S. 4: “Dördüncü problem insanın dünya üzerindeki varlığının süresi ile alakalıdır. Acaba başlangıçta ruhların dünyasal bir forma bağlanmaksızın yaşayacakları düşünülmüş fakat bir hata sonucu ırkların yaratılması kaçınılmaz mı olmuştur?”
C. 4: “Dünya ve tezahürleri, Tanrı’nın ifadesinden ibarettiler ve insanın mevcut şartların ihtiyaçlarına cevap vermek üzere yaratılışından önce, mutlaka yaşanması gerekli olan bir yer değildi…”
S. 6: “Bu altıncı problem dünyasal yaşamlar arasındaki gezegenler arası mevcudiyetle alakalıdır. Daha önceden de bilmekteyiz ki bu varlık, Arcturus sistemine doğru gitmiş ve sonra dünyaya tekrar geri gelmiştir. Bu, ruhun normal bir tekamülü müdür, yoksa alışılmamış bir durum mudur?”
C. 6: “Belirtilmiş olduğu üzere, burada ve hatta başka yerde de Arcturus, bu kainatın merkezi, bireylerin içinden geçmek zorunda oldukları sistem olarak adlandırılabilir ve bu varlıklar dünyasal tekamül vasatına, yani bu gezegenler sistemine, Güneşimiz’e ve onun sistemine geri geleceklerini ya da başka sistemlere geçeceklerini bilme konusunda bir seçim yapabilirler. Bu alışılmamış bir tekamüldür, ama normaldir.”

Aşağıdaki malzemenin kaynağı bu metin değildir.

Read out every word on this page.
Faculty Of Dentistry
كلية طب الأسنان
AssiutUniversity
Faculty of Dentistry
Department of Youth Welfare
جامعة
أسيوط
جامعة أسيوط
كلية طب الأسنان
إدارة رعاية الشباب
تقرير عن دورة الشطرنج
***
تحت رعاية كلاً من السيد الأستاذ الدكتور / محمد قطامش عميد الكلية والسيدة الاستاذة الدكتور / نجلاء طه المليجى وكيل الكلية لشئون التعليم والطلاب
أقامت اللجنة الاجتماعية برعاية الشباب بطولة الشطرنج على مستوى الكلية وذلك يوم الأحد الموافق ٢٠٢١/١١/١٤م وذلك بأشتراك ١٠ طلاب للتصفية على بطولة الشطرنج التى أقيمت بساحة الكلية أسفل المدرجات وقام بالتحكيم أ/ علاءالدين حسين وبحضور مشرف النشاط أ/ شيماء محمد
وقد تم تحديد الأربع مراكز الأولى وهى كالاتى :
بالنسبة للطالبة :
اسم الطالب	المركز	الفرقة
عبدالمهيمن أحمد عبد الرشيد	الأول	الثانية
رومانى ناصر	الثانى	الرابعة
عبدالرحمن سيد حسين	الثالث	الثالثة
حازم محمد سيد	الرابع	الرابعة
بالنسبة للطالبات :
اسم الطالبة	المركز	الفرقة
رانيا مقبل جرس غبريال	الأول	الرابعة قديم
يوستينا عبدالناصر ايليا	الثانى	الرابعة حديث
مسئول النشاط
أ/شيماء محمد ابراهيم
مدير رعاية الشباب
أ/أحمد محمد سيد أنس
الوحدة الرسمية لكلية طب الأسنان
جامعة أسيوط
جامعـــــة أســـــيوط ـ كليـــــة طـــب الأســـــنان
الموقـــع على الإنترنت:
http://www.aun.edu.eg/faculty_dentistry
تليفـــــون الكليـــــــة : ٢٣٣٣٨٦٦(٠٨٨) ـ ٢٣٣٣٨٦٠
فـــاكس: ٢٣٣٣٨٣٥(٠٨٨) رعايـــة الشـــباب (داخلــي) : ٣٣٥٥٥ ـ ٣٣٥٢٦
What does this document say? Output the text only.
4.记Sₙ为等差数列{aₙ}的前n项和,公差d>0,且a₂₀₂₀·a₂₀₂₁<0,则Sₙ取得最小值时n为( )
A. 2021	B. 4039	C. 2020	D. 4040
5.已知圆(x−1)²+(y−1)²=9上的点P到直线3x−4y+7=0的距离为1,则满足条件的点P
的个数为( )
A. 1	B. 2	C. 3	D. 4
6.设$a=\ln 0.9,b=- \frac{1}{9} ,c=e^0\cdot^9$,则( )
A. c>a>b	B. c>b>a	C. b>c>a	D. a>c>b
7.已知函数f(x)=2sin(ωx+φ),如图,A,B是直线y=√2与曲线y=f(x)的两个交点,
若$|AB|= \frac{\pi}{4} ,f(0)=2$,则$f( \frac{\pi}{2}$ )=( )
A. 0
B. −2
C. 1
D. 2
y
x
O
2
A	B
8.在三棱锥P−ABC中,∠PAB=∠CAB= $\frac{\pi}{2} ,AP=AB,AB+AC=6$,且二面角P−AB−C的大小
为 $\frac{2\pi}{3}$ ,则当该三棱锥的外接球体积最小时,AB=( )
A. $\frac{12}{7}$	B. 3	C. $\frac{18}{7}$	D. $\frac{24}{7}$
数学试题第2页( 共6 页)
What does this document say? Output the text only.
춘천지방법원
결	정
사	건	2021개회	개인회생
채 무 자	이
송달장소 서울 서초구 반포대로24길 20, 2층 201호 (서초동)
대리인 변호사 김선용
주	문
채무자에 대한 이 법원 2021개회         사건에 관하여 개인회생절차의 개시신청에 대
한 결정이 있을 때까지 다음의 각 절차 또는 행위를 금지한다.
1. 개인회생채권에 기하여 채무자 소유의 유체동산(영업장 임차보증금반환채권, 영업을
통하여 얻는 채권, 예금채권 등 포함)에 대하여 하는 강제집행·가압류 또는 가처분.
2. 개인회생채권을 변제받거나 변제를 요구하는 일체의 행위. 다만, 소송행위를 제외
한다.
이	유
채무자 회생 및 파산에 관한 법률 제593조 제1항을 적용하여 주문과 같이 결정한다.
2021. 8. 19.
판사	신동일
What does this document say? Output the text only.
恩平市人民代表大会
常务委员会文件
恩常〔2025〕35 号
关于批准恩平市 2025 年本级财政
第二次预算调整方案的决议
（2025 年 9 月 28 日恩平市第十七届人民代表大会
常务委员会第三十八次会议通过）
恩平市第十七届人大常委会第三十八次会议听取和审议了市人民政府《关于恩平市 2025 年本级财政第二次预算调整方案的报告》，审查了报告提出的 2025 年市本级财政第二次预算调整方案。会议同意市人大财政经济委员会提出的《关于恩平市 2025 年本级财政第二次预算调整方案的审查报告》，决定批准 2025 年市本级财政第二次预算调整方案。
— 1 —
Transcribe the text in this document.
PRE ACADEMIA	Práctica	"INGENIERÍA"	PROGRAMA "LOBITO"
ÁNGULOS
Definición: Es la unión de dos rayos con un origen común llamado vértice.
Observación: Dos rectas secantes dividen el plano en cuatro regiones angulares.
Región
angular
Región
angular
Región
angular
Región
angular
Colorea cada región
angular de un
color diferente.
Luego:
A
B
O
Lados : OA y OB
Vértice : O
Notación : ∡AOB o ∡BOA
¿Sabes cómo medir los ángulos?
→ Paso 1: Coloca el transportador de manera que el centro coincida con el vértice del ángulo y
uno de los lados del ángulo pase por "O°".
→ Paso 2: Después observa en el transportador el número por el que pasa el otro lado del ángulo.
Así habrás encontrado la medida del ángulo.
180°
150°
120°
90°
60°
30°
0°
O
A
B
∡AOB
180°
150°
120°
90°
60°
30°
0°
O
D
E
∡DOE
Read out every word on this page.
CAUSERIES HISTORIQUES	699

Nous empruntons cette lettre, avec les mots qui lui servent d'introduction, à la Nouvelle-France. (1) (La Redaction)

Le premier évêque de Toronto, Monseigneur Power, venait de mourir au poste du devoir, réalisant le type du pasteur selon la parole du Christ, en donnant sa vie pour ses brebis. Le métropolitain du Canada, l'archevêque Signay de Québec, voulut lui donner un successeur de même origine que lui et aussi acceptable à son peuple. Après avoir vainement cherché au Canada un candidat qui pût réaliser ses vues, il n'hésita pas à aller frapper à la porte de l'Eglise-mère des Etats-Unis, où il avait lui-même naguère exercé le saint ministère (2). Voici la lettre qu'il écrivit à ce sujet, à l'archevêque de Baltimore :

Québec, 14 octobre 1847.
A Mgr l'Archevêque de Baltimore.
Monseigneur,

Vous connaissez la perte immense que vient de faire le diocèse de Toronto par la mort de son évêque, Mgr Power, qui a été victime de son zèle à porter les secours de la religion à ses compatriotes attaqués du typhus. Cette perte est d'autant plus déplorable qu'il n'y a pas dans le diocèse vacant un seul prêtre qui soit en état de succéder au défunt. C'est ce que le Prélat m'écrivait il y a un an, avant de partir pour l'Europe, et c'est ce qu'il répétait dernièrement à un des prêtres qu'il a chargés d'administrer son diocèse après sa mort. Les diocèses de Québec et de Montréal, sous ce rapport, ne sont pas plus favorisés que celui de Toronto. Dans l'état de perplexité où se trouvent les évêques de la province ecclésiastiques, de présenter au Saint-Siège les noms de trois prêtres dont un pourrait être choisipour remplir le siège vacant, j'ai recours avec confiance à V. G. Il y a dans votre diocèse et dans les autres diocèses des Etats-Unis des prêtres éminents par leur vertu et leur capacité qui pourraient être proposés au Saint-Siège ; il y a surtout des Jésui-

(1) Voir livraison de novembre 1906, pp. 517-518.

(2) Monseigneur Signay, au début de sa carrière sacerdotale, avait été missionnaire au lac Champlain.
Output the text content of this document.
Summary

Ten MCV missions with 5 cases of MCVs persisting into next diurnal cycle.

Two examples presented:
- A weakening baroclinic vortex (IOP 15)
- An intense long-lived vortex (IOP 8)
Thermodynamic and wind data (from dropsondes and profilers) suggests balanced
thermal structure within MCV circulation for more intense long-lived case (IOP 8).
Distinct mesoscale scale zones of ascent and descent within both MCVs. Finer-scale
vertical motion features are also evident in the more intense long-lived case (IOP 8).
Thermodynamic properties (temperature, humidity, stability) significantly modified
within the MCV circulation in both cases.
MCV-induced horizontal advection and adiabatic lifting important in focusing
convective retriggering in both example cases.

S. 7: “Diğer sistemlere geçmeden önce, Güneş Sistemi’ndeki mevcudiyeti tamamlamak gerekli midir?”
C. 7: “Güneş’e ait siklusü (devre) bitirmek elzemdir …”
S. 9: “Güneş devresi dünyada mı tamamlanmalıdır, yoksa başka bir gezegende de tamamlanabilir mi? Ya da her gezegenin bitirilmesi gereken şahsi bir devresi mevcut mudur?”
C. 9: “Şayet işe dünya üzerinde başlamışsa, sonuna kadar burada götürecektir. Dünyanın ait olduğu Güneş Sistemi, bütünün bir parçasından ibarettir. Güneş çevresinde dönen planetlerin sayıları ne olursa olsun hepsi de aynı bir bütünün parçalarıdırlar ve aralarında ilişkiler mevcuttur.
S. 15: “Varlığın kaydettiği ilerlemelerde ya da gelişme gecikmelerinde ırsiyetin, iradenin ve ortamın rolleri eşit midir?”
C. 15: “İrade, başlıca sebeptir; çünkü diğer hepsinden üstündür, şu şartla ki irade, yaşamın ana hatları ile bir bütün oluşturmalıdır. Çünkü hiçbir ırsiyet, ortam veya başka ne derseniz deyin, hiçbir dış tesir iradeyi aşamaz; aksi takdirde ta başlangıçtan beri öngörüldüğü gibi – geçirdiği haller ve günahları ne olursa olsun- tüm bireysel ruhlara azizlerin azizi içinde Tanrı’ya kavuşma hakkı da tanınmazdı.